FAIRBANKS - The state Department of Fish and Game took to the air this week to track and shoot wolves in the Fortymile region near Tok, an effort aimed at boosting moose and caribou numbers.
The three-day field operation concluded Thursday with nine wolves killed in the first two days of the operation, including two collared wolves that were part of a National Park Service study. The wolves were killed on state land outside the Yukon-Charley Rivers National Preserve.
"A possible collar malfunction or other problems prevented staff from identifying the collared wolves. Causes of the tracking problem are being investigated," according to a Fish and Game statement released Thursday.
Fish and Game officials said they would continue to work with the NPS to minimize the impact on its wolf study program at the preserve.
Two other wolves in the same pack that were not wearing radio collars also were killed.
The region near Tok is one of five intensive management areas in the state where the department has authorized aerial predator control by private pilots and gunners. It is the only one where the state has used Fish and Game personnel to kill wolves.
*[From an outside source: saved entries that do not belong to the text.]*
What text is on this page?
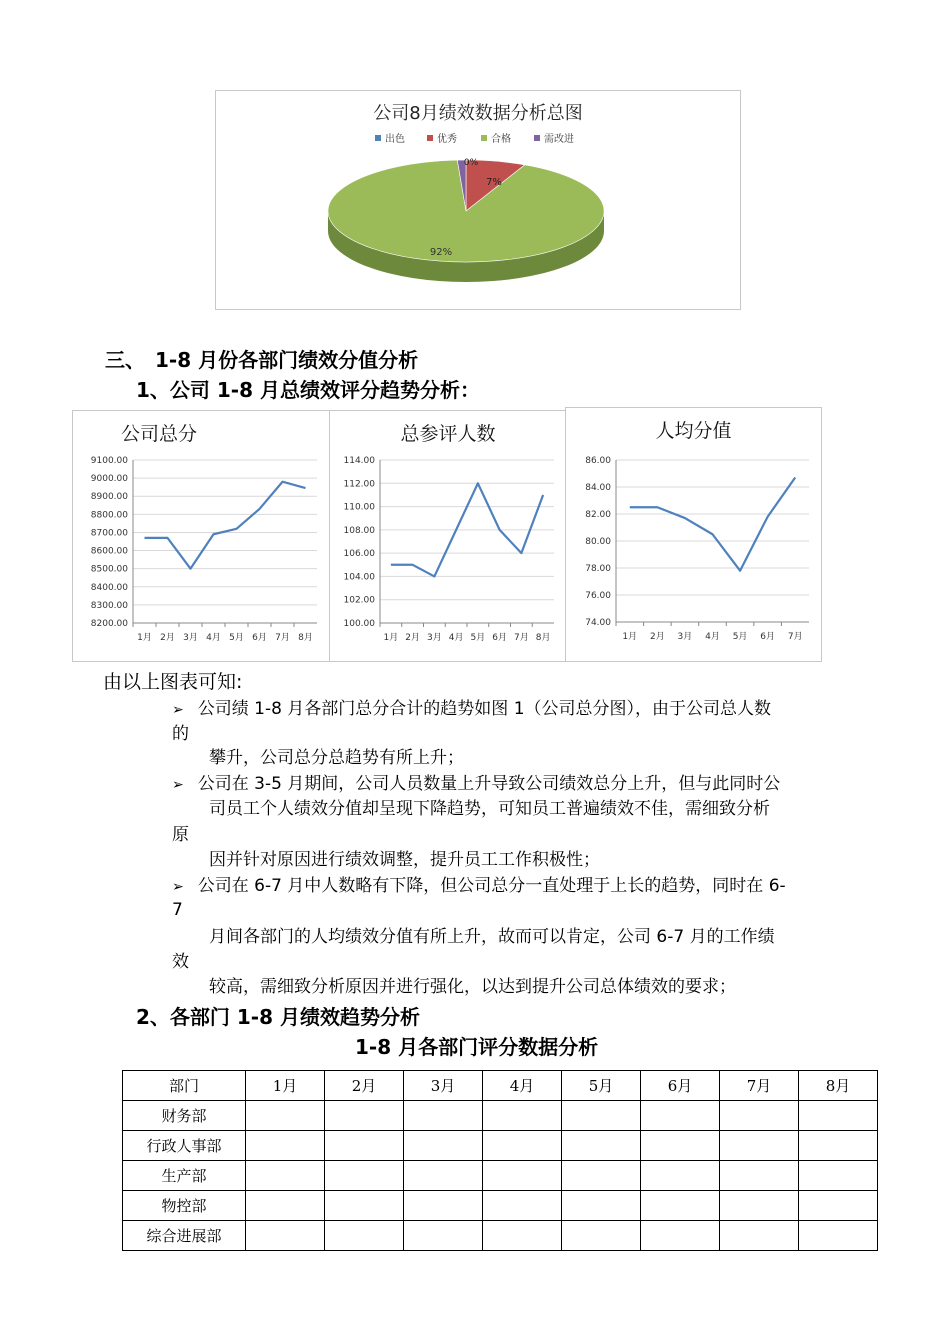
公司8月绩效数据分析总图
出色	优秀	合格	需改进
0%
7%
92%
三、　1-8 月份各部门绩效分值分析
1、公司 1-8 月总绩效评分趋势分析：
公司总分
9100.00
9000.00
8900.00
8800.00
8700.00
8600.00
8500.00
8400.00
8300.00
8200.00
1月 2月 3月 4月 5月 6月 7月 8月
总参评人数
114.00
112.00
110.00
108.00
106.00
104.00
102.00
100.00
1月 2月 3月 4月 5月 6月 7月 8月
人均分值
86.00
84.00
82.00
80.00
78.00
76.00
74.00
1月 2月 3月 4月 5月 6月 7月
由以上图表可知:
➢ 公司绩 1-8 月各部门总分合计的趋势如图 1（公司总分图），由于公司总人数
的
攀升，公司总分总趋势有所上升；
➢ 公司在 3-5 月期间，公司人员数量上升导致公司绩效总分上升，但与此同时公
司员工个人绩效分值却呈现下降趋势，可知员工普遍绩效不佳，需细致分析
原
因并针对原因进行绩效调整，提升员工工作积极性；
➢ 公司在 6-7 月中人数略有下降，但公司总分一直处理于上长的趋势，同时在 6-
7
月间各部门的人均绩效分值有所上升，故而可以肯定，公司 6-7 月的工作绩
效
较高，需细致分析原因并进行强化，以达到提升公司总体绩效的要求；
2、各部门 1-8 月绩效趋势分析
1-8 月各部门评分数据分析
部门	1月	2月	3月	4月	5月	6月	7月	8月
财务部								
行政人事部								
生产部								
物控部								
综合进展部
Plans call for killing up to 185 wolves in the range of the Fortymile caribou herd this winter. Fish and Game says the program will resume with the next good snowfall.
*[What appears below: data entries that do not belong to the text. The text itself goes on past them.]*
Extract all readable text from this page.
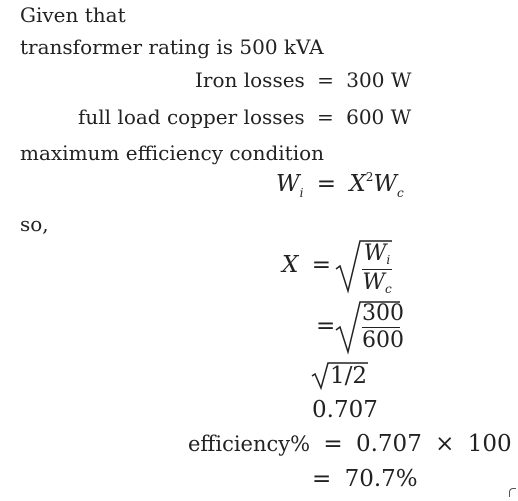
Given that
transformer rating is 500 kVA
Iron losses = 300 W
full load copper losses = 600 W
maximum efficiency condition
$W_i = X^2W_c$
so,
X = Wi
Wc
= 300
600
1/2
0.707
efficiency% = 0.707 × 100
= 70.7%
The state shot and killed 84 wolves during six days last March using fixed-wing aircraft to find the wolves and a helicopter to shoot them.
A lack of snow in the Interior this winter has hindered control efforts by gunners in fixed-wing aircraft and has hampered trapping and hunting of wolves.
Fresh snow fell Sunday and Monday, giving pilots and observers a chance to spot fresh tracks, said Cathie Harms, a department spokeswoman. Gunners killed one wolf on Tuesday before returning to the sky the next day to scout for more, the Fairbanks Daily News-Miner reported.
Based on recent wolf surveys, an estimated 285 wolves live in the control area. The department's population objective is about 100.
Harms said previously that only wolves on state land will be shot, and the department would not take wolves that have been fitted with radio collars by Yukon-Charley Rivers National Preserve biologists. The state is prohibited from predator control on federal lands.
Dead wolves will be retrieved and pelts auctioned to the public. Specimens will be collected for parasite and disease research.